The Pact would still be necessary; he needed a place to sleep in relative safety. But perhaps if he didn't demand the full quantity of sacrifice the Pact entitled him to, the humans would become even more favourably disposed towards him. It seemed an all around win. The humans would be happy—maybe not the princess, but at least she'd be alive to be unhappy—and he'd be more secure. And to top it all off, he'd have an unlimited supply of what he anticipated to be the best meat he'd ever tasted. The smell alone was enough to make him drool, and it had taken every ounce of self-control to not gobble her up each time he saw her.
It was an outcome he'd be prepared to kill for. Or not kill for, as the case may be.
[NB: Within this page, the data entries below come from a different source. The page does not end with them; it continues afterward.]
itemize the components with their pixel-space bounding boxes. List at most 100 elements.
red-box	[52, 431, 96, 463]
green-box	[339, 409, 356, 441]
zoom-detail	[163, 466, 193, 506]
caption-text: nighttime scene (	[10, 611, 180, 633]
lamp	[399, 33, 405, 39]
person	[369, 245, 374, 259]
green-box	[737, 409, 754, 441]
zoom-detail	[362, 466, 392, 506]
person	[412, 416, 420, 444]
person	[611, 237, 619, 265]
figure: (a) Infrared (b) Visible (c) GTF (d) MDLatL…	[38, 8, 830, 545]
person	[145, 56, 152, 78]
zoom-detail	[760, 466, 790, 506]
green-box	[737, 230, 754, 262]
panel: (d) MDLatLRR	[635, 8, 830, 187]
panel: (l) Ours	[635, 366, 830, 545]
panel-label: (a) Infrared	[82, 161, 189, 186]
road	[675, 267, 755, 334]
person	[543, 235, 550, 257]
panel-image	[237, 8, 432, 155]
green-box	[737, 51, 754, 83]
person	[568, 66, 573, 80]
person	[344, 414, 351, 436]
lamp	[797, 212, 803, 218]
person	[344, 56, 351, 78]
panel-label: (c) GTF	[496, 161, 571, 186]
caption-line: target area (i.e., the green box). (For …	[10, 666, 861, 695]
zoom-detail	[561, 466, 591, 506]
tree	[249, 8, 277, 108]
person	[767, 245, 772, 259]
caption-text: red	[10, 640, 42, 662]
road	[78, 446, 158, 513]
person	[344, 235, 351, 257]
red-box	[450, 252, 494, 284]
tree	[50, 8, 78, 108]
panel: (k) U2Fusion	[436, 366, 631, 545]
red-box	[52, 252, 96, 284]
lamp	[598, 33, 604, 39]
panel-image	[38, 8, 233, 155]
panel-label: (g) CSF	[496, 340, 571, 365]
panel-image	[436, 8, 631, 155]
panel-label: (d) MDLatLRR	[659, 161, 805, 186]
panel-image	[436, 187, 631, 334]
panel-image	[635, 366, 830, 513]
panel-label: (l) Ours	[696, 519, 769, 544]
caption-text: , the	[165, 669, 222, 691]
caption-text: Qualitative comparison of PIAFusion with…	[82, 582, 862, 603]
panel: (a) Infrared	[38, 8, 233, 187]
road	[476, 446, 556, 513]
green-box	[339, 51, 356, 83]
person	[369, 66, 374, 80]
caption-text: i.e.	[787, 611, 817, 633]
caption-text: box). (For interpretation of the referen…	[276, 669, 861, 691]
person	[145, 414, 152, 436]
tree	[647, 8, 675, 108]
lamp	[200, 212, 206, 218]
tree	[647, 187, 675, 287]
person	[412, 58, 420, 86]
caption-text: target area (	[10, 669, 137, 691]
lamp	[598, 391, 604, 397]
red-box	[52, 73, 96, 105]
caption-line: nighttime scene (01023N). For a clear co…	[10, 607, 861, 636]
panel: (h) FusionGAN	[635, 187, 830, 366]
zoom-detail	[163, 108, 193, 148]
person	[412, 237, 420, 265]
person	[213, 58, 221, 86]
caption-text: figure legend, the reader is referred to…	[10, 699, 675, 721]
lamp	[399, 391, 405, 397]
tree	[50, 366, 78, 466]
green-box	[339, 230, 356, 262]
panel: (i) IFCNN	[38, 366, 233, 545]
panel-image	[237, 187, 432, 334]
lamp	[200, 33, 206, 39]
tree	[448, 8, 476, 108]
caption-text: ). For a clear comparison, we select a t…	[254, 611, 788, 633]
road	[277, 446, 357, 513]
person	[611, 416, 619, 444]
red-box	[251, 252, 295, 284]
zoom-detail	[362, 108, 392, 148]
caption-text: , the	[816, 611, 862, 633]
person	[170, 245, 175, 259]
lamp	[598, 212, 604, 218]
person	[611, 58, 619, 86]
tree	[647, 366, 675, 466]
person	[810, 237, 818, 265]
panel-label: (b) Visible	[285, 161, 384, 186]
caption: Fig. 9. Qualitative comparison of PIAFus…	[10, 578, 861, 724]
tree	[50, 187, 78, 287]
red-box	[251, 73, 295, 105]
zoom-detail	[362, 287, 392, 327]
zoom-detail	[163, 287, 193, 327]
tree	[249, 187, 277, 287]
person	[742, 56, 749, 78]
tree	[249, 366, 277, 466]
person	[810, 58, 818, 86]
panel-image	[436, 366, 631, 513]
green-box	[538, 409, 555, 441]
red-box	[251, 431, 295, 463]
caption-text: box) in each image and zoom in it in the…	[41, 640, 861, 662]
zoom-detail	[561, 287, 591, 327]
Alas, the simple fact was that magic wasn't great at healing. There were spells that could increase a body's natural recovery speed, but they couldn't make a body do something it normally wouldn't. Cast on himself, he could regrow a limb within a few hours, but on a mere human with a severed arm, it would have no more effect than staunching the bleeding and sealing the wound.
The sort of healing he needed was relegated to the realm of miracles, and dragons were not known for their religious fervour. The princess had mentioned priests capable of such feats, but 'borrowing' a human without permission would be very much against the terms of the Pact, and the dragon intended to fulfil its word if not its spirit. To do otherwise risked his safe and stable existence.
Still, the dragon knew the princess had been sacrificed under false pretences. He had no interest in human politics, but setting up the Pact had forced him to learn nonetheless, and he knew that the new king would find himself in a precarious situation as he solidified his grip on power. Having a dragon shout to the citizenry that he had usurped the throne and sacrificed the innocent wouldn't help the stability of his rule. Perhaps the king could be persuaded to grant him the use of the high priest the princess had mentioned in exchange for the dragon keeping the information to himself? It wouldn't even need to be for long; once he'd observed the effect, how hard could it be to copy?